Bisher wurde keine offizielle "Kriegserklärung" verlautbart, aber ein kurzes Statement von den Anwälten des Musikkonzerns lässt darauf schließen, dass etwas geschieht. Zitat: "Wie wir mit diesen Unternehmen umgehen, wird man demnächst sehen".

MySpace scheint mit "Universal Music" Gespäche zu führen, YouTube hingegen nicht.

"Werner Music" widerrum gibt wohl Musikstücke sowie professionelle Musikvideos für YouTube frei. Diese Partnerschaft soll am Ende dieses Jahres starten.

So ist es dann in Zukunft erlaubt in den eigenen Amateurvideos Musikstücke der Künstler des Musiklabels zu verwenden. Einige Musicvideos der "Werner Music"-Künstler werden auch bei YouTube zu sehen sein.

Zudem wird spezielles Bonusmaterial zu sehen sein, welches nicht durch das Fernsehen und Radio verwertet wird oder dafür geeignet ist. So werden womöglich ähnlich wie von Bonus-DVDs bekannt, Interviews, Making-offs und andere Specials angeboten.

Ein Identifikations- und Abrechnungssystem wird momentan eigens von YouTube entwickelt, welches urheberrechtsgeschützte Medieninhalte erkennen und abrechnen soll. Das heißt vermutlich, dass selbst Amateurkünstler, welche die Musik dieses Labels für ihre eigenen Videos benutzen, zur Kasse gebeten werden; dieses stehe jedoch noch nicht fest.

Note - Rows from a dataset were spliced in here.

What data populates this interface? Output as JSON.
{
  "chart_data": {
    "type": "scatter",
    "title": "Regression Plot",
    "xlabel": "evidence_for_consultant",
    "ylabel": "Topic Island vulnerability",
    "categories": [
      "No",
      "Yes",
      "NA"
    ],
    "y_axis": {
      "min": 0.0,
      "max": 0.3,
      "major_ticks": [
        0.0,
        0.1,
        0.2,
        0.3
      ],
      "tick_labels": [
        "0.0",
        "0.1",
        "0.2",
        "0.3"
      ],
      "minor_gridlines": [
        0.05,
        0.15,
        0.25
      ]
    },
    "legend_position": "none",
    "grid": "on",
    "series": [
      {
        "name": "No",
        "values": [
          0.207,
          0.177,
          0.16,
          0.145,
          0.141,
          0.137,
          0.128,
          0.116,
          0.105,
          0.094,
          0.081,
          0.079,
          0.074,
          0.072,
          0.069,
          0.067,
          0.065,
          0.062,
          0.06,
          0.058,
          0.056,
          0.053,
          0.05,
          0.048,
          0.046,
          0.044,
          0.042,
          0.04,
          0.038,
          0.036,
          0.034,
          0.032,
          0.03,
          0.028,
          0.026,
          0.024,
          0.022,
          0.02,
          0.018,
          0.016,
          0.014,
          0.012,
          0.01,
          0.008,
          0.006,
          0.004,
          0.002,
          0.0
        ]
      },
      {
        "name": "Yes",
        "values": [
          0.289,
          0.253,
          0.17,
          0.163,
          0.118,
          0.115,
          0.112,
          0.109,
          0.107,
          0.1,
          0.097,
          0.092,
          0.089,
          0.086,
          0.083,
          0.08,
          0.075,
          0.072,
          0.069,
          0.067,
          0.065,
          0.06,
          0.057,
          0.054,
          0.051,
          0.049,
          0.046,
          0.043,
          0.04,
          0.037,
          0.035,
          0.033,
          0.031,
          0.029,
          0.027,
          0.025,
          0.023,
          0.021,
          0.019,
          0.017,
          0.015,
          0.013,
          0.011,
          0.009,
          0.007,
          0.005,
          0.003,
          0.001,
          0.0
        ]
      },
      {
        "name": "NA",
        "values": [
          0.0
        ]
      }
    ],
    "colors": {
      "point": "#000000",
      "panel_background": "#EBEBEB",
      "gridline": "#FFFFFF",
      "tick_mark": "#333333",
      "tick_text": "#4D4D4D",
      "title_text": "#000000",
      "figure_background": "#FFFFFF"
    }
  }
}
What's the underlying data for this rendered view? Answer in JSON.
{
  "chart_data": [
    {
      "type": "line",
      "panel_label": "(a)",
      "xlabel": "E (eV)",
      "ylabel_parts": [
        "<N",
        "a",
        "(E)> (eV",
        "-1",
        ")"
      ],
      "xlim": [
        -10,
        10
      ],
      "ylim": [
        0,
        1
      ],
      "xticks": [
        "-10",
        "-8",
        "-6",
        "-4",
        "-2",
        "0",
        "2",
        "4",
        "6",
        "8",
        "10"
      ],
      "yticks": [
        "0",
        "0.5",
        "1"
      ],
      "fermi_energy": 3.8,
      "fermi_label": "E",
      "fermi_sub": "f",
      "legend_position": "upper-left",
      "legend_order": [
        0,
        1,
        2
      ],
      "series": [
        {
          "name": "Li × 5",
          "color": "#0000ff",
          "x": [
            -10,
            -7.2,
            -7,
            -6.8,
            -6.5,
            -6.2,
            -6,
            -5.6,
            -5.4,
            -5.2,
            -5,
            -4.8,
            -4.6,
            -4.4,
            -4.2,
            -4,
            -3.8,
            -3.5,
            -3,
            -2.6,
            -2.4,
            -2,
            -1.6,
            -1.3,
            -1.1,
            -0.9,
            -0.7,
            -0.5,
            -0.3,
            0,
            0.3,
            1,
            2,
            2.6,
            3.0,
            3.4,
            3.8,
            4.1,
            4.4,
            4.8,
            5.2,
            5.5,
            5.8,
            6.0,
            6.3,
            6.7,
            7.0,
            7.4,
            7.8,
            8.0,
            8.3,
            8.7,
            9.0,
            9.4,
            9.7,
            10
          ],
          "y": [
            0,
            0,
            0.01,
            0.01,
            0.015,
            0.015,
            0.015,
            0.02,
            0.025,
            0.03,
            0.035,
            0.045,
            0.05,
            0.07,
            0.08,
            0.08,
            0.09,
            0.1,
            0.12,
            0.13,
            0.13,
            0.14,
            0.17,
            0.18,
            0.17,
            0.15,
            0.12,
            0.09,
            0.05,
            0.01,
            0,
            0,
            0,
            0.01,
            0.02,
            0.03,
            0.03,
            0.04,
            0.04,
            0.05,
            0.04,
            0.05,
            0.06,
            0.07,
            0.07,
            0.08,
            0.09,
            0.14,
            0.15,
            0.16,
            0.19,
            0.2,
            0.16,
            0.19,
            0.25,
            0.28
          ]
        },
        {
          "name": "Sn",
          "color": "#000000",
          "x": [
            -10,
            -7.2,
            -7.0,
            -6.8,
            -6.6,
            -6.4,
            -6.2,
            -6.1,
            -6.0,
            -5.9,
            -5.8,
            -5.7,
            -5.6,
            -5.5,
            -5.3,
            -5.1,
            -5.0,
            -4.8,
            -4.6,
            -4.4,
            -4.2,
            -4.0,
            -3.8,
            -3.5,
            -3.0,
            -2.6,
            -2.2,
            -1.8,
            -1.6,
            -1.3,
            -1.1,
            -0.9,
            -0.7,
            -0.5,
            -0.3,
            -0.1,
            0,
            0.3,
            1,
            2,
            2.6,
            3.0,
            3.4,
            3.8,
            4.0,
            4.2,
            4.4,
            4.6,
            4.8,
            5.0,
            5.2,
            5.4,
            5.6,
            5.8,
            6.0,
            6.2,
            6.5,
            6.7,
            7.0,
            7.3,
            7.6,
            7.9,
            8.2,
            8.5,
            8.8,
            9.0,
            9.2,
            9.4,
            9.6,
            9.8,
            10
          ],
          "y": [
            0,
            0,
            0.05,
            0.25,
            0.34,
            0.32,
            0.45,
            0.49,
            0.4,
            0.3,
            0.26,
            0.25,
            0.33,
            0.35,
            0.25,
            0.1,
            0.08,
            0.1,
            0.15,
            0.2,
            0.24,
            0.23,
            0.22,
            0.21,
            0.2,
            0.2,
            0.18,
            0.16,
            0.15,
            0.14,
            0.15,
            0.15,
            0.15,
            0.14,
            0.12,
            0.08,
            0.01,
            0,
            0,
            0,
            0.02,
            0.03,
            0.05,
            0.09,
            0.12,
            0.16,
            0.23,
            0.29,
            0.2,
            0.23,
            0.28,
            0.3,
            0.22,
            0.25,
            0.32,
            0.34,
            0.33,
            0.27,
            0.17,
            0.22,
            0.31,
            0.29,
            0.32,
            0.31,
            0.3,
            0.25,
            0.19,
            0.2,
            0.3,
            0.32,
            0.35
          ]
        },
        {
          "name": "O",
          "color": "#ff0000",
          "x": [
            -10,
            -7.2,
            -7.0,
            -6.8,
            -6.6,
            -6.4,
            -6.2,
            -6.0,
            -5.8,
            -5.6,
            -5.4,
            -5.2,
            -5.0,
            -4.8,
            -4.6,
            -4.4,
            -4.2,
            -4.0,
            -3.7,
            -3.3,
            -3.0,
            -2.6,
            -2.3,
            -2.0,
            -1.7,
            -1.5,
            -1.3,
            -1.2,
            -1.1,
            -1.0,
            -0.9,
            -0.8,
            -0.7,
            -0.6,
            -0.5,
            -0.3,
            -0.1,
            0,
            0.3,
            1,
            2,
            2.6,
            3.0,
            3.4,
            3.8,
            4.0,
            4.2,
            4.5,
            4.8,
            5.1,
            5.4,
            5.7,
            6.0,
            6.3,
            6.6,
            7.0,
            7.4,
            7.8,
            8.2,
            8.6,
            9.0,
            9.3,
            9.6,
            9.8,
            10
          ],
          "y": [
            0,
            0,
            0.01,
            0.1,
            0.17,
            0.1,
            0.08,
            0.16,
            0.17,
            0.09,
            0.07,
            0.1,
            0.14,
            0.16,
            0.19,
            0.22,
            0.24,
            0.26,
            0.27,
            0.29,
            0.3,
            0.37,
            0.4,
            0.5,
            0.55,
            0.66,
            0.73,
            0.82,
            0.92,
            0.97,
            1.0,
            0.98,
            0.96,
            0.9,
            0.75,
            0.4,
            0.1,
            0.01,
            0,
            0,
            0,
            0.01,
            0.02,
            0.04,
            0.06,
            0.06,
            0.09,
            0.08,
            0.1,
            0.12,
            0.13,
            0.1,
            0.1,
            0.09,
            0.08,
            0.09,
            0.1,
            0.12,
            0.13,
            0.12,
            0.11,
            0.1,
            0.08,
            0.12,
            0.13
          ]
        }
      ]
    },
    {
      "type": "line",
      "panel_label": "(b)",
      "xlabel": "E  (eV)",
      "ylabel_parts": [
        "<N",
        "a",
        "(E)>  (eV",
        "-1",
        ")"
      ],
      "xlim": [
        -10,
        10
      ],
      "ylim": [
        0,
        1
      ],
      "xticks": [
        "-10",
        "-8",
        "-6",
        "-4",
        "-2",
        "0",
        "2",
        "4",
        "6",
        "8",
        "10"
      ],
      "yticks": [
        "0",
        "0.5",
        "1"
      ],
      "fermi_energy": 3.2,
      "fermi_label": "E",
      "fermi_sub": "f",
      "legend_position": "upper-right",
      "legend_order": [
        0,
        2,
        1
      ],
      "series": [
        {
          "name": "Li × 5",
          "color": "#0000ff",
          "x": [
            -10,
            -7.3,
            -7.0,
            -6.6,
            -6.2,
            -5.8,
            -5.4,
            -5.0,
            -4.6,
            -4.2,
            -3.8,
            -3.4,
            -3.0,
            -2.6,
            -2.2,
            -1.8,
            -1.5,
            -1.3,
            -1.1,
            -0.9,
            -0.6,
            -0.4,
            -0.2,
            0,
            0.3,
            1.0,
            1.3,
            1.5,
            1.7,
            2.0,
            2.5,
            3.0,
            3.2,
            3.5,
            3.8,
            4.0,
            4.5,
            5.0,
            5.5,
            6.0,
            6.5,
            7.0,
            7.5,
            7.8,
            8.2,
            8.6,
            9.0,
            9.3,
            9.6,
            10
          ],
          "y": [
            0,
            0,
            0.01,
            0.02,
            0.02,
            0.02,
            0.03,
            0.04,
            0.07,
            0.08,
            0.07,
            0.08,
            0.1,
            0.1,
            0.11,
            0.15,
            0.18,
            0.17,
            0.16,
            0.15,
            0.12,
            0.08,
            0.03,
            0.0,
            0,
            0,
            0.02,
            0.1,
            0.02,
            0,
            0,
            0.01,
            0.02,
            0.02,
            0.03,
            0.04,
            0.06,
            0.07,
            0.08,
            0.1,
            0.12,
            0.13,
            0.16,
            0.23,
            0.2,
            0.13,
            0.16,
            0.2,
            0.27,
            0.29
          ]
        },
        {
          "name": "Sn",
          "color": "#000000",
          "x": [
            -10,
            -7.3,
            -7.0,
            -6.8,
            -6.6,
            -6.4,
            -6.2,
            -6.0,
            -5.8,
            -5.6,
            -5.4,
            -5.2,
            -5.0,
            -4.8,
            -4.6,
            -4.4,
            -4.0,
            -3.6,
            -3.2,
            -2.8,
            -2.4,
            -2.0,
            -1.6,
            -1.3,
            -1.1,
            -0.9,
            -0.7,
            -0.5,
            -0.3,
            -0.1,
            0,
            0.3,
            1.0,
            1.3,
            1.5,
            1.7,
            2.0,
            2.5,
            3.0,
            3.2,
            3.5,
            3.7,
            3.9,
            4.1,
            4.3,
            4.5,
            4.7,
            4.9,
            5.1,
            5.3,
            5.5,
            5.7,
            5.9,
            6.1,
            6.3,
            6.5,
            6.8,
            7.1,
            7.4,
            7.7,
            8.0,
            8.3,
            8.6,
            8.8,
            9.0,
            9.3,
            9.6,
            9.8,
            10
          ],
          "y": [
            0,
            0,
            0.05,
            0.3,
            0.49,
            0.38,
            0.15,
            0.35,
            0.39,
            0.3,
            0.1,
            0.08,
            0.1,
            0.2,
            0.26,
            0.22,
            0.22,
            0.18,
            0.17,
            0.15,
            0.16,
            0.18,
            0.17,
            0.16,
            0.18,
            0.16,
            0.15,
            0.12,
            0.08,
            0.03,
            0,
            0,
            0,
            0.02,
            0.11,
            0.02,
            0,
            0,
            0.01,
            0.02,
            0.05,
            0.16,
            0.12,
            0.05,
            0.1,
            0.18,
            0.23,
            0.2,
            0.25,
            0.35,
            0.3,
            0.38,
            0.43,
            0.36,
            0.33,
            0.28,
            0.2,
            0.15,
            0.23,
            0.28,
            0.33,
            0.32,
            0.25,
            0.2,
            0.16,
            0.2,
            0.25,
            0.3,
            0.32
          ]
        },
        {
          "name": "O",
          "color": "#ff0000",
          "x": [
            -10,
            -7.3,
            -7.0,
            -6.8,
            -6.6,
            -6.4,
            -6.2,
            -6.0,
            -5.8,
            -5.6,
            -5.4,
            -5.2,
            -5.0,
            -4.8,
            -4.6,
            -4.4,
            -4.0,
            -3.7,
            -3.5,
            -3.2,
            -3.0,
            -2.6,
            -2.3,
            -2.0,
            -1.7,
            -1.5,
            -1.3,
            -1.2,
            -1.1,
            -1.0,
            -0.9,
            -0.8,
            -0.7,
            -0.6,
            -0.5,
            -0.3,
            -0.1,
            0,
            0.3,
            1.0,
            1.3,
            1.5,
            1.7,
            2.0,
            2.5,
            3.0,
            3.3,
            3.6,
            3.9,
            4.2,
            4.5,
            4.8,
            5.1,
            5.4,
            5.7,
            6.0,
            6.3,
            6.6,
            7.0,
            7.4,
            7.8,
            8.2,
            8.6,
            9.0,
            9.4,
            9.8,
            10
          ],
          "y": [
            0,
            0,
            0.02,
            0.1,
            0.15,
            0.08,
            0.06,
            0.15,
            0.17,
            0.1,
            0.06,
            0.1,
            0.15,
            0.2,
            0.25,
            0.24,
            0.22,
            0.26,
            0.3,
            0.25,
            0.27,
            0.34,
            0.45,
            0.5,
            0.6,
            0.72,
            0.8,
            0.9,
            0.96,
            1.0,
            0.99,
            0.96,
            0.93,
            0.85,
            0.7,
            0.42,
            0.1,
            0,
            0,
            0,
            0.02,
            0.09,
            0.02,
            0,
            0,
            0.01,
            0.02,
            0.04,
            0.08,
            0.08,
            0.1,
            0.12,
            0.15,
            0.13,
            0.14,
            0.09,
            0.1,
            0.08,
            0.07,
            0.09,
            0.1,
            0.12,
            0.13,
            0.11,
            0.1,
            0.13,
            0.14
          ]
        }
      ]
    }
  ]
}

Chad Hurley (Geschäftsführer und Mitbegründer von YouTube) sagte in der Pressemitteilung: "Die Partnerschaft mit Warner Music ist einer der größten Meilensteine für unsere Firma und Community, und es ist ein vorbildhaftes Beispiel für die neue Medienbewegung ... Indem wir eine neue Möglichkeit geben, Medieninhalte zu verbreiten, ebenen wir den Weg für Medienfirmen, Geld aus dem beträchtlichen finanziellen Potential der benutzergenerierten Inhalte zu ernten."

In den USA gehören YouTube und MySpace zu den Top 20 Internetseiten.

YouTube hatte alleine im August 2006 eine Downloadanzahl von über 100 Millionen.